Given the success of “Te Busque” in many Latin markets, her label, Interscope, began asking for other translated songs. Furtado turned in “En Manos De Dios” (a translation of “In God’s Hands”) and “Todo Lo Bueno Tiene Un Final” (a translation of “All Good Things Come to an End”). Both tracks were sent to radio, and Interscope pushed Furtado for a Spanish album to capitalize on the success.

“I started to try, but I didn’t want to do it,” Furtado says. “I’m not the biggest fan of translations in general. So basically, I put it on hold.”

But along the way, Furtado also met Andres Recio, who formerly worked with Juanes’ management company. Recio, who now works with Furtado and is executive producer of “Mi Plan,” introduced her to one of his clients, producer Julio Reyes. Reyes, in turn, had worked with Marc Anthony and Jennifer Lopez.

With Reyes, Furtado wrote “Toma De Mi,” her first full-fledged Spanish-language song.

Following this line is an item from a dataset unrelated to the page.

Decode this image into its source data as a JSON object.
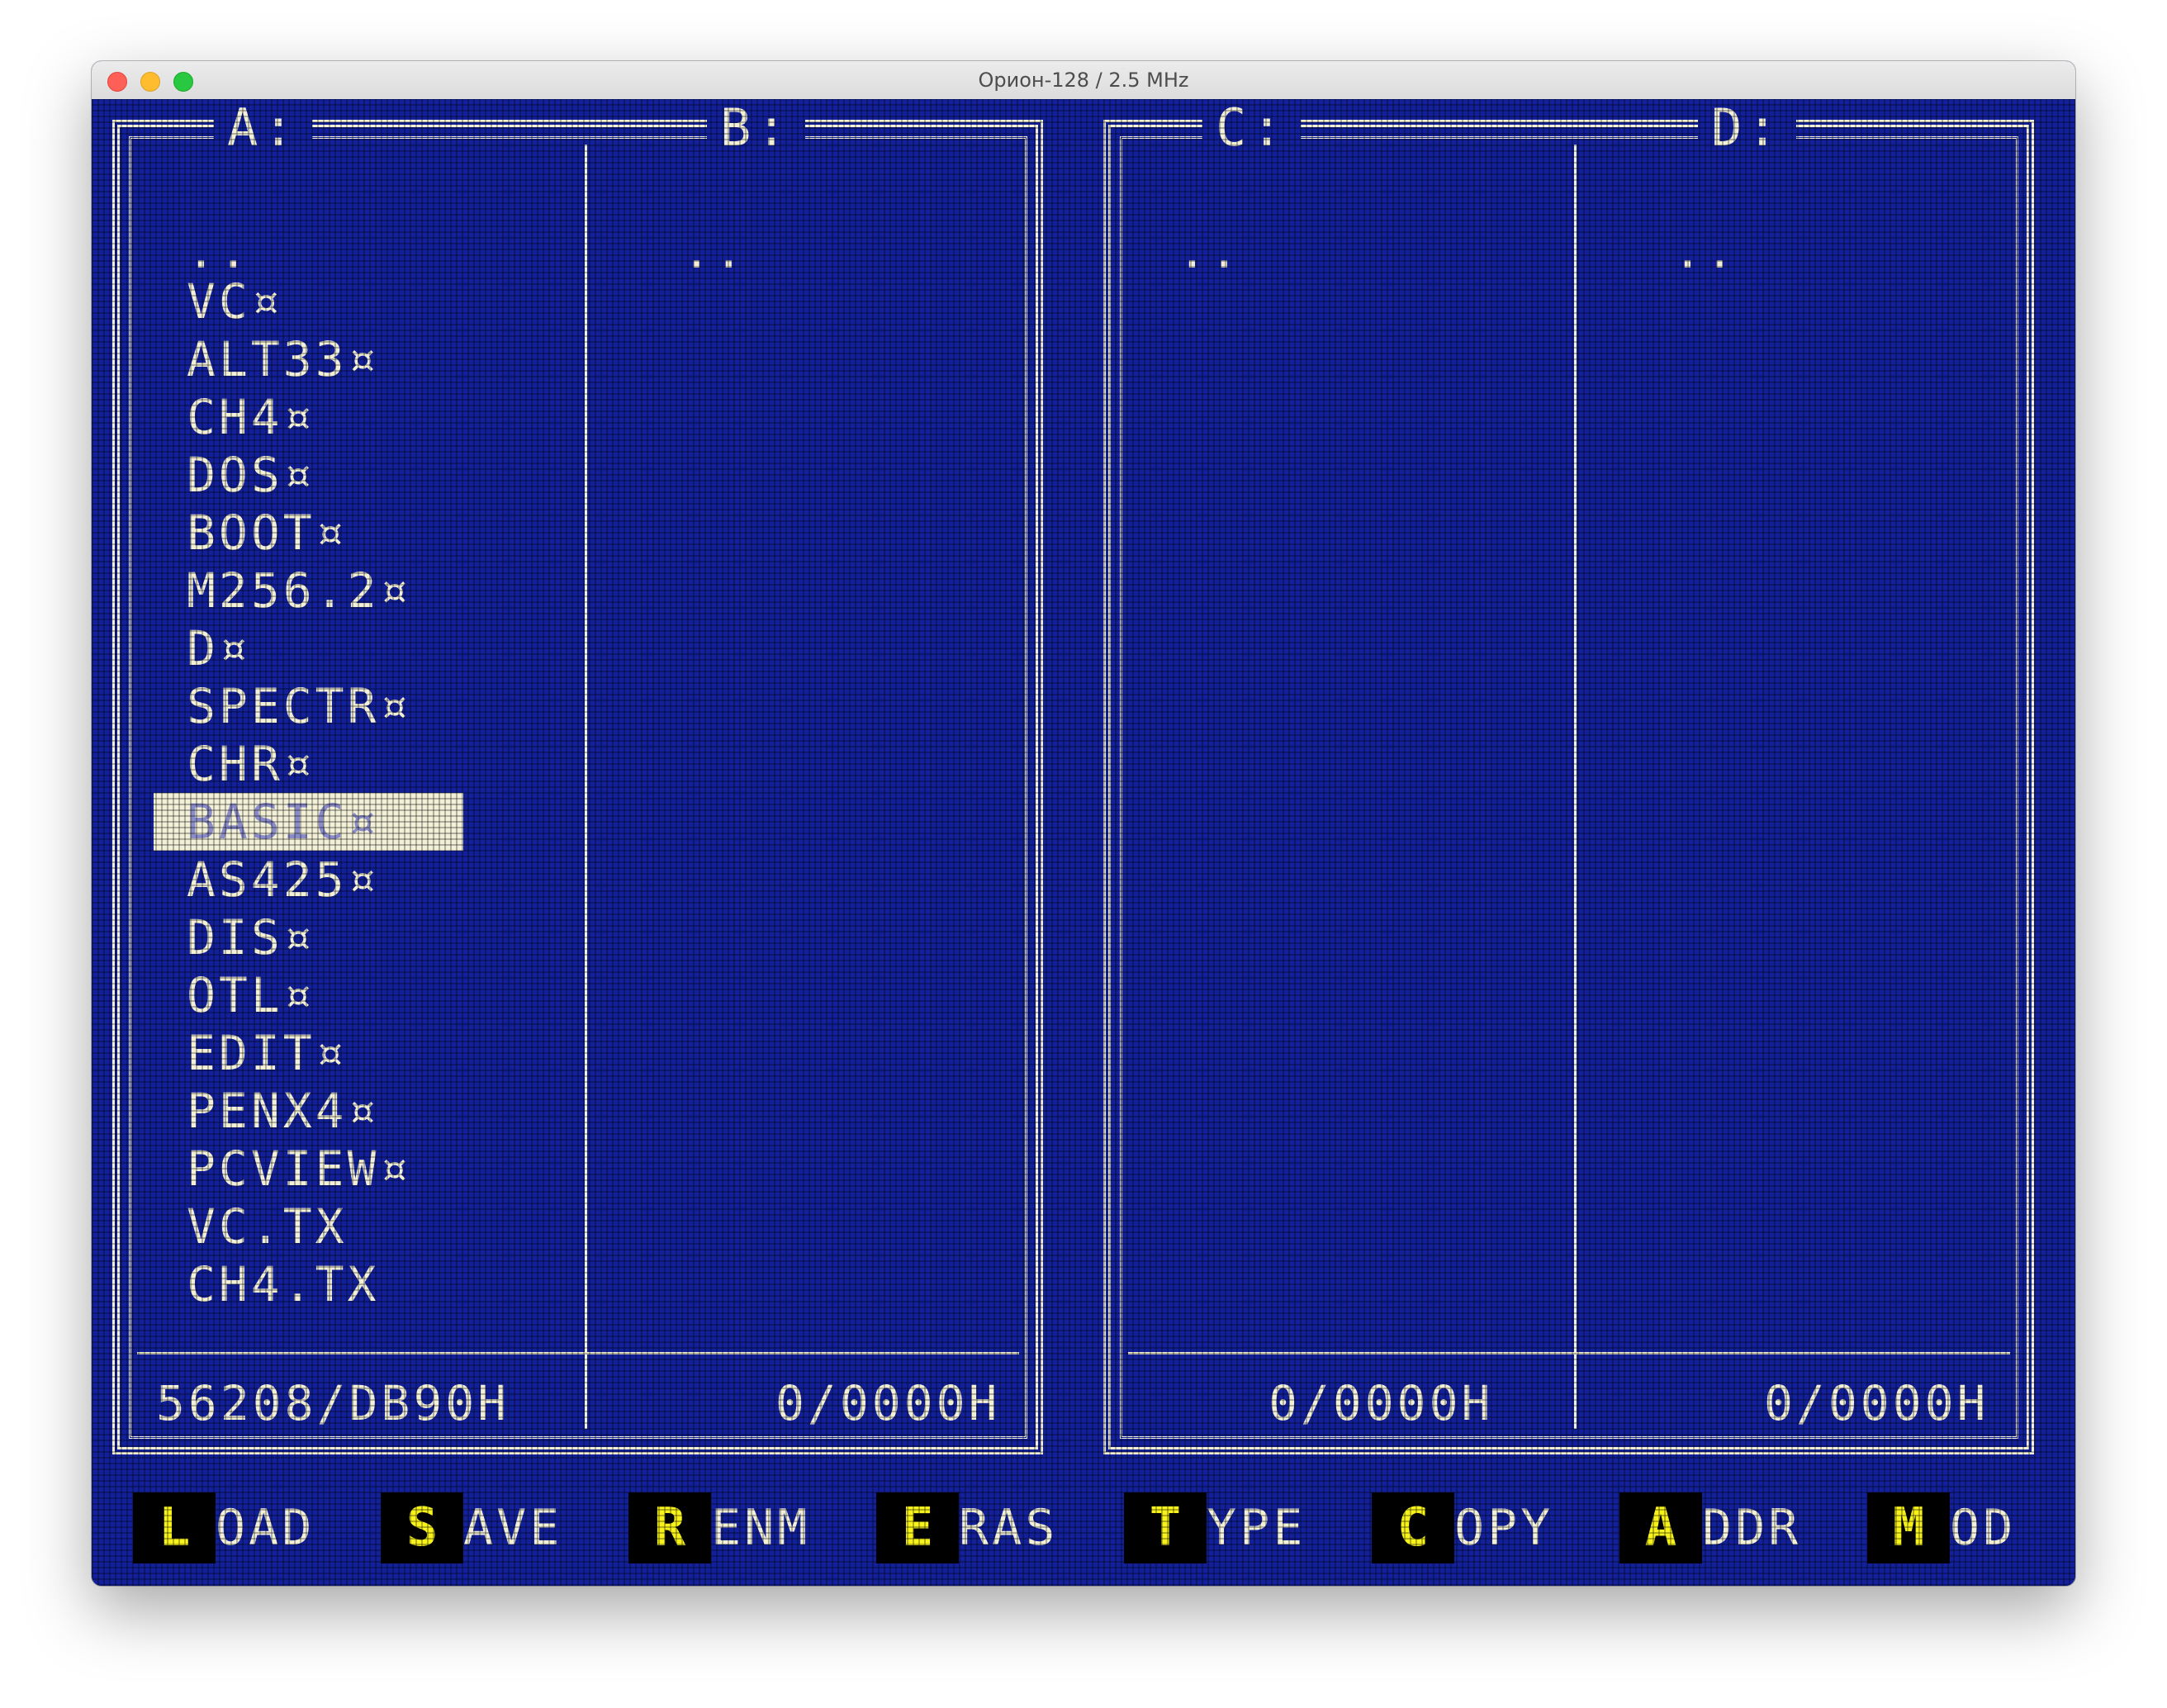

Reyes sent it to Lopez, who recorded it for the soundtrack to the 2007 film “El Cantante” and used the song for the film’s end credits. That changed Furtado’s perspective.

“When I wrote the song with Julio, I had no idea anyone was going to like it,” Furtado says. “And then Jennifer liked it, and that gave me a little confidence and I said, ‘Good, I can express myself.’”


On October 21, 2008, Furtado entered the studio with Cuba and Bryan and began writing for her new album. She eventually wrote 24 Spanish-language tracks with different co-writers and whittled the list to 12, among them collaborations with Josh Groban, Julieta Venegas, Alejandro Fernandez, Juan Luis Guerra and Spain’s Concha Buika and La Mala Rodriguez.

The resulting album is full of whimsy, moving from dance to pop to folk, and harks back to Furtado’s 2000 debut album, “Whoa, Nelly!,” in its many textures and colors. “Manos Al Aire” is an uptempo dance track, but overall the album has an organic, more acoustic feel.

Instead of releasing “Mi Plan” with Interscope, Furtado recorded the album under her own label, Nellstar, and struck a one-off joint venture deal with Universal Music Latin America. Furtado delivers all the creative aspects — including the album, videos and artwork — to Universal, which markets, promotes and distributes the album. (Furtado is still signed solely to Interscope for her English releases.)

Furtado hasn’t discarded the possibility of recording an English-language version of one of her new Spanish-language songs. “If any of the songs is a big crossover hit, then maybe I’ll attempt it,” she says. “But I wouldn’t do it unless I go to the studio and it works. That’s why I did the Spanish album, so it could be its own, breathing thing.”